SAMUELE CANESTRARI
I disegni realizzati con vari tipi di grafite e gomme, come fossero dei prolungamenti delle sue mani, mani che accarezzano, respingono, si intromettono negli interstizi degli esseri umani e della natura, portando i soggetti raffigurati, e soprattutto i loro dettagli, il più possibile vicini agli osservatori, grazie alla resa dell’effetto che quelle superfici producono al tatto (che diventa visione) dell’autore. La cancellatura, di per sé un “vuoto”, riesce effettivamente a riempire cosicché non serve più svuotare per lasciare la traccia di ciò che esisteva. La resa delle diverse consistenze della materia, a qualsiasi natura appartenga, è il modo originale con cui Canestrari ci “fa vedere” le emozioni, cercando di farcele “sentire”.
Il battesimo del porco
In un luogo sospeso tra fede e superstizione, il porco va battezzato. Pagine gonfie di ombre portano alla luce una vicenda di vanagloria e superstizione. Una storia in cui l‘assurdo diviene ordinario e il bene e il male trovano (quasi) sempre il modo di mettersi d’accordo.

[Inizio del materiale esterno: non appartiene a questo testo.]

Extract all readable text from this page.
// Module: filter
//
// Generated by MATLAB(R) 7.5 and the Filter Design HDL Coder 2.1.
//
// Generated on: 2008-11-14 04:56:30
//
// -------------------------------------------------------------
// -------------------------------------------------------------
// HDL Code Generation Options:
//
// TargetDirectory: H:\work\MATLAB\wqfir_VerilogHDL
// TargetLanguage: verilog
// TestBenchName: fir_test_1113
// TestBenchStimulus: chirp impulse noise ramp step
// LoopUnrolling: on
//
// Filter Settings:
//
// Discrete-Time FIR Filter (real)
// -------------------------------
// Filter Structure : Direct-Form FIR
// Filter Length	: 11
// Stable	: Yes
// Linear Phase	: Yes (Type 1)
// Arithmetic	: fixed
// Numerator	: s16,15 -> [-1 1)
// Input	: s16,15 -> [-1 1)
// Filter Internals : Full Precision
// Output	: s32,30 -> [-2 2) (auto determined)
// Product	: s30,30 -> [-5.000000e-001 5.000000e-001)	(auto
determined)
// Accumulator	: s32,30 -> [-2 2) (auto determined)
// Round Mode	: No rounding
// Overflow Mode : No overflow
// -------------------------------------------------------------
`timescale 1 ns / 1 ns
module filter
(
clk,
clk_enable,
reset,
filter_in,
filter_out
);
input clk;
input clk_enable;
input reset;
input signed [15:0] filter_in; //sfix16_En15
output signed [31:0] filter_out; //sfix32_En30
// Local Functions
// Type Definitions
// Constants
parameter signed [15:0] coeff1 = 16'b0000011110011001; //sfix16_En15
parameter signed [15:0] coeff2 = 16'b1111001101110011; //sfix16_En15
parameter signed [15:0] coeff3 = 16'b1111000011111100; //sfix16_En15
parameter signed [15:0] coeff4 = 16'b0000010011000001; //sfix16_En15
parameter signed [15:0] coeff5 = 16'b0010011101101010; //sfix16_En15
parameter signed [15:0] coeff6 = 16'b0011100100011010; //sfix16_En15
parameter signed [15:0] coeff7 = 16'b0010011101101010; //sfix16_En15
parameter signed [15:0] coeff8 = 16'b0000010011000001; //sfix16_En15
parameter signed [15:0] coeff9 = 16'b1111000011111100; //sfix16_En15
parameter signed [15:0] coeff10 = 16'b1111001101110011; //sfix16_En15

Gli uominicane non hanno la coda
Con Gli uominicane non hanno la coda il disegnatore marchigiano nato a Fano nel 1996 riesce, pur giovanissimo, a trascinare quasi corporalmente i fruitori dentro il mondo bidimensionale, come se le due dimensioni fossero un’apparenza che resta tale solo da lontano. Quando ci si affaccia alle sue tavole, basta un attimo e si è subito lì, dentro questo mare opaco, spesso, popolato di visi segnati dalle occhiaie e dai sentimenti: dentro questi paesi lambiti dal vento e dalla sospensione del tempo. L’Italia degli anni Cinquanta si mescola ad atmosfere da X-Files, film di Lynch o sceneggiati come il «Ligabue» con Flavio Bucci degli anni Settanta.